As in his other works of nonfiction—The Art of the Novel, Testaments Betrayed and Encounter—Kundera’s focus remains largely European. He revisits the work and ideas of his own literary idols, among them Robert Musil and Hermann Broch. The latter, in Kundera’s words, believed that “the novel’s sole morality is knowledge; a novel that fails to reveal some hitherto unknown bit of existence is immoral.”

Art is not a village band marching dutifully along at History’s heels. It is there to create its own history. What will ultimately remain of Europe is not its repetitive history, which in itself represents no value. The only thing that has some chance of enduring is the history of its arts.

Art is long and life is short, as Hippocrates informed us.

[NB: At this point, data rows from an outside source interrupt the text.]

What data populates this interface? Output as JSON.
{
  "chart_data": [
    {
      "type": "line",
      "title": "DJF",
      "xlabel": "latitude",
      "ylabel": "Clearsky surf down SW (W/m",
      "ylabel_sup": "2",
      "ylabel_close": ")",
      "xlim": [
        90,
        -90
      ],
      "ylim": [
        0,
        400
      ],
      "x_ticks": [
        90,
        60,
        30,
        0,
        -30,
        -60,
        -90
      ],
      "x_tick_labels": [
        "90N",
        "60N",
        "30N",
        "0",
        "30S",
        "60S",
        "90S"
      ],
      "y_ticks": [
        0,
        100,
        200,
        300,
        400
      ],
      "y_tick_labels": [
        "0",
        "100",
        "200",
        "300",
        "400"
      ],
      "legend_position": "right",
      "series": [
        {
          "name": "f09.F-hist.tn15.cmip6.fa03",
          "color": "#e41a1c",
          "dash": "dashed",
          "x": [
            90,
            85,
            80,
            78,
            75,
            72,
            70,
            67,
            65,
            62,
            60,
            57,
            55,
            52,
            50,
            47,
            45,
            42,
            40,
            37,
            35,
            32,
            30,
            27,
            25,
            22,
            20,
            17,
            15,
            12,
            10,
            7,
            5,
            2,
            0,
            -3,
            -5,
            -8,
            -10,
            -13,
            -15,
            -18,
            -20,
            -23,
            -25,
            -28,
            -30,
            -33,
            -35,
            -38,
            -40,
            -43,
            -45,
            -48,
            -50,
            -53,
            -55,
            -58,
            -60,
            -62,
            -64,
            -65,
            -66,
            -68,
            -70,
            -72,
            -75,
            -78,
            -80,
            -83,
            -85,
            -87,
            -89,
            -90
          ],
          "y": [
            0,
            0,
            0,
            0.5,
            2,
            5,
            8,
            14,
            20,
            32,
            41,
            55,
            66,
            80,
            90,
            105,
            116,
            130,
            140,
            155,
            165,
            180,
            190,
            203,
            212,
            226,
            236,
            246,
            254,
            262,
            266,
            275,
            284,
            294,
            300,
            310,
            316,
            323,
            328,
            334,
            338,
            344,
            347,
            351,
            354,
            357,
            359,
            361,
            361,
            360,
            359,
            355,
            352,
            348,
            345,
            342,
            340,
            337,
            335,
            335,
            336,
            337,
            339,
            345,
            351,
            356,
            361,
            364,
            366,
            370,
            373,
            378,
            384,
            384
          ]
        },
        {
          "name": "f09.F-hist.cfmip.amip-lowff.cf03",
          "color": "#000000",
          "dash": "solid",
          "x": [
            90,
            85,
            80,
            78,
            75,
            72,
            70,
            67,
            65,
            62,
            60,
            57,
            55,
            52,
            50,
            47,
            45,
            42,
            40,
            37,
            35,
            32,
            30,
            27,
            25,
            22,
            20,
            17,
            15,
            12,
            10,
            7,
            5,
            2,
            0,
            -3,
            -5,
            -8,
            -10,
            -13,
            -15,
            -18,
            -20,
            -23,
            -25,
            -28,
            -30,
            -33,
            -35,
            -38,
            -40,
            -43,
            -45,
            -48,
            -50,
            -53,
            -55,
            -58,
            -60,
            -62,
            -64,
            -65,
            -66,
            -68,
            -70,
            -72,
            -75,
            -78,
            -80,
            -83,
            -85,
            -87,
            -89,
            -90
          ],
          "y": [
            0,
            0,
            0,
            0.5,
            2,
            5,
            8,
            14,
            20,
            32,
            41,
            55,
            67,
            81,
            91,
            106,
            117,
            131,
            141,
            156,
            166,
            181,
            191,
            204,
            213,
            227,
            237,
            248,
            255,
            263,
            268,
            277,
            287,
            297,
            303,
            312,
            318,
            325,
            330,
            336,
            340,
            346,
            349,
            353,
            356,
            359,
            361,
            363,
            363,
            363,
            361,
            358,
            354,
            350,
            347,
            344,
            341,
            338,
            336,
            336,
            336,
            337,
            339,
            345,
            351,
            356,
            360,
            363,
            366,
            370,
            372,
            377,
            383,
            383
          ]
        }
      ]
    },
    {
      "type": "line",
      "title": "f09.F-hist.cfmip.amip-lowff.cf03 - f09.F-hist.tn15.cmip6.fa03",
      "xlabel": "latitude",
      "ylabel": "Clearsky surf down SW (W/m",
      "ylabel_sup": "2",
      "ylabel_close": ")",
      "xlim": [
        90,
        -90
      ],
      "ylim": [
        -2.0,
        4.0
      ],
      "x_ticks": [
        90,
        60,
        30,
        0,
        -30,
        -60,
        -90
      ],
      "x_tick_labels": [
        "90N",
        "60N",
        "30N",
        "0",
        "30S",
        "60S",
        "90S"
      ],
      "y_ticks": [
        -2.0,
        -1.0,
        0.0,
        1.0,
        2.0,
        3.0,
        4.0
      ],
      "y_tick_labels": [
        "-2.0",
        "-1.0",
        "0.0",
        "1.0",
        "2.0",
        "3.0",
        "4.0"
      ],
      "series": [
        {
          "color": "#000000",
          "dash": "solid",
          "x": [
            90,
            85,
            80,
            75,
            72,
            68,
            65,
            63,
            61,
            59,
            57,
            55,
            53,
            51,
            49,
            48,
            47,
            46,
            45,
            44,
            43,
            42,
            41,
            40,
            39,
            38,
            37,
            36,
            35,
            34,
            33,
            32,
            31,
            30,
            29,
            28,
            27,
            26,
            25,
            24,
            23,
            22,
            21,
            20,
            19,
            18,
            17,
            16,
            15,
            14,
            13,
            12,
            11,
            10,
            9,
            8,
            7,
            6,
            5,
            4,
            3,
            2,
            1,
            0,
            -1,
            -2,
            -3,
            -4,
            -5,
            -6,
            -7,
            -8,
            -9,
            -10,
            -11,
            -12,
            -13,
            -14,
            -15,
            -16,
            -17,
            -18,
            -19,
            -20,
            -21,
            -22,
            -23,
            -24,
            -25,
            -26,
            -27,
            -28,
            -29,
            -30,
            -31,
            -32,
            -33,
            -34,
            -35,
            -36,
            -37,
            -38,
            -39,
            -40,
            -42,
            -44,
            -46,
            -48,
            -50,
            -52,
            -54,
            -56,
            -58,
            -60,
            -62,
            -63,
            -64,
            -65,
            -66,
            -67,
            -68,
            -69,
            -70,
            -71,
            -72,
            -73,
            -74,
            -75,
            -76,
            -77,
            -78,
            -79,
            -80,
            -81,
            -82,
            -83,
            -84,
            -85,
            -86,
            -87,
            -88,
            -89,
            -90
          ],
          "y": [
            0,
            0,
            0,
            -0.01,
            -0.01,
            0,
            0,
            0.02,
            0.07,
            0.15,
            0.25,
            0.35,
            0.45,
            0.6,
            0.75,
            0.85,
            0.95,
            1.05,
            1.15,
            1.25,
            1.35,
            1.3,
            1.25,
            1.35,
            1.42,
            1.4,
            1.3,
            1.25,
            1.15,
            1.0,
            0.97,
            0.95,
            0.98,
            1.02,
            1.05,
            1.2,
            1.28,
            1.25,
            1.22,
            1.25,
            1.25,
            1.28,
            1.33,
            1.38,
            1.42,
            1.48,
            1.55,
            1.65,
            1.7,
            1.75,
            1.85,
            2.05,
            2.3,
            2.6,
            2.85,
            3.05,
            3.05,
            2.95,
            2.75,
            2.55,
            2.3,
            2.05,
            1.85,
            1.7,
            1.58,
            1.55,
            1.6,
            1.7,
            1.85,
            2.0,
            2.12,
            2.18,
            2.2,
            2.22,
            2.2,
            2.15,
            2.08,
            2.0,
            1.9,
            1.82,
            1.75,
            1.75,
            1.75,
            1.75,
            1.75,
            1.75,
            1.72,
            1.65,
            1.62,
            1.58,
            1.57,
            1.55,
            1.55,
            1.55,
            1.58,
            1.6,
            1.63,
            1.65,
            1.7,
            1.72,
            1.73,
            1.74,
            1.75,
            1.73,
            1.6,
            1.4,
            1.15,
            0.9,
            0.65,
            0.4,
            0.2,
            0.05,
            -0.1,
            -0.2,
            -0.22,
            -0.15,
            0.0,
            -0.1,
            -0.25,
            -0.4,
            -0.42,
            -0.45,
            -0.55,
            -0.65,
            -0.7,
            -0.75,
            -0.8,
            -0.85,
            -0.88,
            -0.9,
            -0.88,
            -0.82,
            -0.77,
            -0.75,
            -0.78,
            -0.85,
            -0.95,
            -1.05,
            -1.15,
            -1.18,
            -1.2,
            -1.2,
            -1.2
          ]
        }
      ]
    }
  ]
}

Kundera helps us to see the art of the novel as a conversation that links past and present and also give us a hint to how the future of the form—and, therefore, humanity—will appear.

Detail from Milan Kundera's cover illustration for Slowness.

Detail from Milan Kundera's cover illustration for Slowness.

In doing so, he’s like that generous guest whose enthusiasm becomes so infectious that we find ourselves seeking the names and works he offers. We could burn through several lifetimes of reading and still find a wealth of generosity in these pages.